New entrants to the CPU market have been popping up in the past few years as multiple firms tap the ARM CPU architecture to challenge Intel and AMD. Nuvia, which came out of stealth mode last fall, hasn’t said much about their designs, but now that the company has unveiled its performance expectations, it’s clear they aren’t aiming small.

Nuvia compares the performance and power consumption of multiple solutions based on Geekbench 5 data. They argue that this application can properly model per-core performance in a way that’s representative across iOS, Android, and Windows platforms, and that it’s a broad enough test to have relevance in server markets given how workloads have converged between client and server systems. As always, we highly recommend taking these estimates with a grain of salt: I’ve never been sure if Geekbench is a good cross-platform comparison between Windows versus iOS versus Android, if only because we have so few of them it’s difficult to evaluate their relative accuracy.

Here’s what the image shows in aggregate: Skylake is far less efficient than Ice Lake and Zen 2, which are more-or-less equally efficient to each other. ARM cores are positioned in a fundamentally different spot of the graph and they’re far more efficient than their x86 counterparts. One thing I want to point out, however, is that the ARM SoCs Nuvia measured have big.Little core implementations that shift them to low-energy cores at idle. Nuvia does not discuss this difference between the x86 and ARM SoCs, but forcing the Apple and Android devices to idle exclusively on their “big” cores the way the x86 CPUs do might have changed the starting point for those chips.

Even if true, however, this doesn’t change the fact that the ARM CPUs scale much more efficiently than the x86 CPUs do in terms of performance gains per power expended. The question is: Is this relevant?

Here’s what I mean: According to a 2014 analysis, ISA is not a significant factor in CPU power efficiency. Above the microcontroller level, MIPS, ARM, and x86 were all more-or-less equal in terms of power efficiency. What matters, according to the researchers, is the architectural decisions a company makes to build its chips.

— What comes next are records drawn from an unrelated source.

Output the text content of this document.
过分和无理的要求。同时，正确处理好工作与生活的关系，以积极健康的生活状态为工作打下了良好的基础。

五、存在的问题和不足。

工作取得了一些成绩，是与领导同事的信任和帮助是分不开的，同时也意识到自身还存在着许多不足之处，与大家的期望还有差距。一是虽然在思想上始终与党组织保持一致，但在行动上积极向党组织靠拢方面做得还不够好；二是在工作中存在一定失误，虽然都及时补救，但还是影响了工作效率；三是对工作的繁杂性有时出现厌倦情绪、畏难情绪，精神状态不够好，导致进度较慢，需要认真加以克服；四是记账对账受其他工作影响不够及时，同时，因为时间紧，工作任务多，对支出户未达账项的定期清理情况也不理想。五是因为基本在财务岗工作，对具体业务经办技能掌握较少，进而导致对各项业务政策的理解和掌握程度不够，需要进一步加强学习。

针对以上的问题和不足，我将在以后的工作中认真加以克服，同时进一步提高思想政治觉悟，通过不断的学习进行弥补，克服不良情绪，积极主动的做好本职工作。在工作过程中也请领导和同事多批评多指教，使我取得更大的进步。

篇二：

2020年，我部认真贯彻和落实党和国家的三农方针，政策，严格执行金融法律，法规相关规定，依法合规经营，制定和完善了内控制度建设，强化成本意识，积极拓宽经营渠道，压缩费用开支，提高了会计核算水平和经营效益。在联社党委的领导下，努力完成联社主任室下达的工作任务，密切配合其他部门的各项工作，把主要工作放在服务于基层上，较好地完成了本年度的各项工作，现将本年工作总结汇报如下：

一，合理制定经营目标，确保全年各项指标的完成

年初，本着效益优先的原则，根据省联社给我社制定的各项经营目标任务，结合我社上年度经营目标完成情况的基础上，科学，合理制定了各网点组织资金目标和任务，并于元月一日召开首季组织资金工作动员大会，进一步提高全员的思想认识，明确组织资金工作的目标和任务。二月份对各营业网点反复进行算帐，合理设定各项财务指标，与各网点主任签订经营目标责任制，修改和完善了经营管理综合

The biggest difference between the x86 CPUs fielded by AMD and Intel and the ARM-based chips Apple and Qualcomm are fielding is the frequencies that they hit and hold. According to Anandtech, Apple’s A13 holds a clock speed of ~2.6GHz under load. AMD and Intel build CPUs that can maintain 4.2 – 4.5GHz clocks under full load. Hitting those kinds of frequencies requires making tradeoffs on efficiency at lower clocks, and it likely explains some of the reason the curves look different for ARM versus AMD hardware. Nuvia’s entire argument is that while x86 CPUs outperform existing ARM solutions by 40-50 percent, they burn far too much power to do it.

I’m curious to see if the CPU manufacturers scaling up ARM solutions can deliver anything like the performance gains they project. Both AMD and Intel continue to promise generation-on-generation improvements with Zen 3 and Tiger Lake, respectively, but Nuvia believes its upcoming hardware will compete effectively even when these are taken into account.